Radikalisierungsursachen

„ Wenn wir uns auf den Aufstieg des Islamischen Staates fokussieren und uns auf die Suche nach dem Ursprung der Gewalt machen, […] müssen wir möglicherweise über die einfachen Erklärungen von Religion und Ideologie hinausblicken.“ (Robert F. Kennedy, Jr., 2016)

Es ist keine Frage, dass auch Religionen und Ideologien einen wesentlichen Faktor bei der Entscheidung spielen können, sich einer extremistischen Organisation anzuschließen. Menschen, die sich gewaltorientierten-islamistischen Strömungen hinwenden, begründen ihr Handeln häufig mit der Pflicht, sich dem wahren Islam anzuschließen, das Kalifat im sogenannten „Islamischen Staat“ aufzubauen oder die islamische Gemeinschaft, die Umma, zu verteidigen. Niederländische und dänische Studien zeigten aber auch, dass hinter dem Interesse am Islamismus oft die Suche junger Menschen nach Identität und Lebenssinn steht. Biografische Krisen und Erfahrungen des Scheiterns können ebenfalls eine Rolle spielen. Viele Jugendliche sind auch auf der Suche nach Action und Nervenkitzel oder schließen sich extremistischen Gruppierungen aus einem Akt des Protestes oder der Provokation heraus an.
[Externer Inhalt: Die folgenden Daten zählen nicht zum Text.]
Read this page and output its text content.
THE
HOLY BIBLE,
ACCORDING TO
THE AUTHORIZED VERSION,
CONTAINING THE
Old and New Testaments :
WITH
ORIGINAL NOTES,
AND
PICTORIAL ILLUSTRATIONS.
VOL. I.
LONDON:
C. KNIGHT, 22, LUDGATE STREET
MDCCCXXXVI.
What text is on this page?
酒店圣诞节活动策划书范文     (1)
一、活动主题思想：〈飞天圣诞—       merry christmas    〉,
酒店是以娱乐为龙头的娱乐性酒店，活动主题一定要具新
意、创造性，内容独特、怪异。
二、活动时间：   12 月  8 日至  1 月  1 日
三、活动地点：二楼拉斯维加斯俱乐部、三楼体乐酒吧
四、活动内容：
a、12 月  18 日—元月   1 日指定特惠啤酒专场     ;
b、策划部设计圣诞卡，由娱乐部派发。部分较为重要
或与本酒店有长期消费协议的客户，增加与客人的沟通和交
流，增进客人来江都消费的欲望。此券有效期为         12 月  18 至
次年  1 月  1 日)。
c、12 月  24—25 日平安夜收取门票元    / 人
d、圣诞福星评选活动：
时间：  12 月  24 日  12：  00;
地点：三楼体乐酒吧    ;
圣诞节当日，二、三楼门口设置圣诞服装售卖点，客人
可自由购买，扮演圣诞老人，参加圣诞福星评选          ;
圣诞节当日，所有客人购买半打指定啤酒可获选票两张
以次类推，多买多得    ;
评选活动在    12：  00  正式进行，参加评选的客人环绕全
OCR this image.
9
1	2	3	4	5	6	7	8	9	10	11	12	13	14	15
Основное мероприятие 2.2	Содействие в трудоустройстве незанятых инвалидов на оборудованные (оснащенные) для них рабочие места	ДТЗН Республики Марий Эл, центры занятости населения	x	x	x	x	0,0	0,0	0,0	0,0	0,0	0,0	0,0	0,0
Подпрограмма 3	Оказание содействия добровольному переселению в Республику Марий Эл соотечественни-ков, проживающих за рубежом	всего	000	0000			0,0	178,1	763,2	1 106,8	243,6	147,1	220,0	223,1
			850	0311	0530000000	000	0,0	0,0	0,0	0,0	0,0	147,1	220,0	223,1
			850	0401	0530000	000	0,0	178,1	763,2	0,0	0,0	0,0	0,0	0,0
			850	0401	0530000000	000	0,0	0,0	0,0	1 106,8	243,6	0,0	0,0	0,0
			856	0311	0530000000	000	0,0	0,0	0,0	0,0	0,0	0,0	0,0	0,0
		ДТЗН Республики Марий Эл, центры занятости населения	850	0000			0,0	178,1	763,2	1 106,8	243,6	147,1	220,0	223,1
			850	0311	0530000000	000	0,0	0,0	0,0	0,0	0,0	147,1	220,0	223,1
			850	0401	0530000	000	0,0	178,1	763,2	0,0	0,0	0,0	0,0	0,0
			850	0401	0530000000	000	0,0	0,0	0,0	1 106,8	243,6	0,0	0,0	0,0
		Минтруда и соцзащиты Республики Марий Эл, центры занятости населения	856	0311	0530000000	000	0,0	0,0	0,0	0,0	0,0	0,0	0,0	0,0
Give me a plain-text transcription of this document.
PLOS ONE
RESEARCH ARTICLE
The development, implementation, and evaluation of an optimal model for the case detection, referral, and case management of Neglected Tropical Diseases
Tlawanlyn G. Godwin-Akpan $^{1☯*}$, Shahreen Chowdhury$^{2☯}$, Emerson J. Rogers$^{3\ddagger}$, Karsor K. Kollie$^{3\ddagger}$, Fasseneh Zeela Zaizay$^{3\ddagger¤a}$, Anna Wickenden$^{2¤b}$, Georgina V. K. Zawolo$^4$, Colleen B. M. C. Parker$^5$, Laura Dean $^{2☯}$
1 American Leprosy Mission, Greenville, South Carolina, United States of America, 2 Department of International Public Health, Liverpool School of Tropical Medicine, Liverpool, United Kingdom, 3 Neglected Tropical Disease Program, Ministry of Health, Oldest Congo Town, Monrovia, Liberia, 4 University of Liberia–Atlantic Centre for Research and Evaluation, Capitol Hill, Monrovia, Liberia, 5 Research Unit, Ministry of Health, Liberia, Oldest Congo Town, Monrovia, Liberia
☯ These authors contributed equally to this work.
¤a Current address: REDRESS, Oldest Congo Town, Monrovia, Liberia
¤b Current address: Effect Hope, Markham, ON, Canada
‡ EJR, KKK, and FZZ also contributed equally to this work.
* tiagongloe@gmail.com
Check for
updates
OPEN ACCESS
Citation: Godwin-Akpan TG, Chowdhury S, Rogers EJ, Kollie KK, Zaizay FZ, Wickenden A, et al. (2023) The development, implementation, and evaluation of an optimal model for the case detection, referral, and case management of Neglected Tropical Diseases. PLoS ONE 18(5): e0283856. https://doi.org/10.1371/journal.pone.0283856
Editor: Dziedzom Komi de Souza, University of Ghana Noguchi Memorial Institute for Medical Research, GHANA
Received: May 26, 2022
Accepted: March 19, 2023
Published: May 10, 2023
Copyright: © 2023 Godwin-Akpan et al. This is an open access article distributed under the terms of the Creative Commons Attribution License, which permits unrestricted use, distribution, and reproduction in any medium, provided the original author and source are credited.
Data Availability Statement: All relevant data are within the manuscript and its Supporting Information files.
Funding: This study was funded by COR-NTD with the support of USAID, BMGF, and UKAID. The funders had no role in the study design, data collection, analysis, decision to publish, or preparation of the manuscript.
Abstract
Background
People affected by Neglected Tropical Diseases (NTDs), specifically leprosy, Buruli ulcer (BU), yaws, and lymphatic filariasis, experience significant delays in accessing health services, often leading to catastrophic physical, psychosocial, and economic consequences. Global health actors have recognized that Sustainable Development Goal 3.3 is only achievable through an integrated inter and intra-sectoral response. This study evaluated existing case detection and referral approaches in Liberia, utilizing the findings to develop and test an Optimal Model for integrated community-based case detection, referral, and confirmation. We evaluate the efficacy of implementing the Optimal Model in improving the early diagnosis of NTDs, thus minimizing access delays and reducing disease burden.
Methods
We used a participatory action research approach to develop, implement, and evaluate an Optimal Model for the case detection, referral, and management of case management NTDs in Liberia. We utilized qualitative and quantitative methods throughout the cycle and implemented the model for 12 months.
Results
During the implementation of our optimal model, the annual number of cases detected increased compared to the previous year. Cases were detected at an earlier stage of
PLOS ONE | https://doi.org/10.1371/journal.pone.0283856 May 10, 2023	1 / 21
Die meisten ausländischen Rekrutierten des IS kommen aus Regionen, in denen viele Menschen von Armut betroffen sind.  Nicht zu unterschätzen ist deshalb auch der finanzielle Anreiz den, vor allem der IS seinen KämpferInnen bietet. Auch in vielen europäischen Ländern findet der IS Werber und Werberinnen, die aufgrund ihrer sozialen Lage keinen anderen Ausweg mehr sehen. Viele, die sich dem IS anschließen, sind auf der Suche nach einer Perspektive, einem sinnvollen Leben, nach Wohlstand und Anerkennung – alles Faktoren, die sie in der Gruppierung zu finden glauben.

Materielle Faktoren oder Lebenskrisen allein reichen jedoch meist nicht aus, damit sich jemand gewaltorientierten Extremismen anschließt. Hier setzt die Ideologie ein. Sie bietet dem Leid und der Wut der Menschen feste Antworten und Lösungsansätze. Der IS gewinnt seine Gefolgschaft, indem er Zuflucht bietet. Er propagiert einen Ausweg aus dem privaten Scheitern fliehen und in einem größeren Ganzen aufgehen zu können. Seine Welt ist entlang der Pole „Gut“ und „Böse“ strukturiert und bietet für viele Klarheit in einer immer verwirrenderen Welt. Viele gewaltorientierte Islamisten und Islamistinnen haben auch gemeinsam, dass sie zunächst „religiöse Neulinge“ sind. Meist haben sie daher kein tiefer gehendes theologisches Wissen, weshalb sie potenziell empfänglich für radikale Auslegungen sind, da sie oft nicht die unterschiedlichen Versionen des Islams gegeneinander abwägen können oder in der Lage sind,  Gegenargumente zu liefern.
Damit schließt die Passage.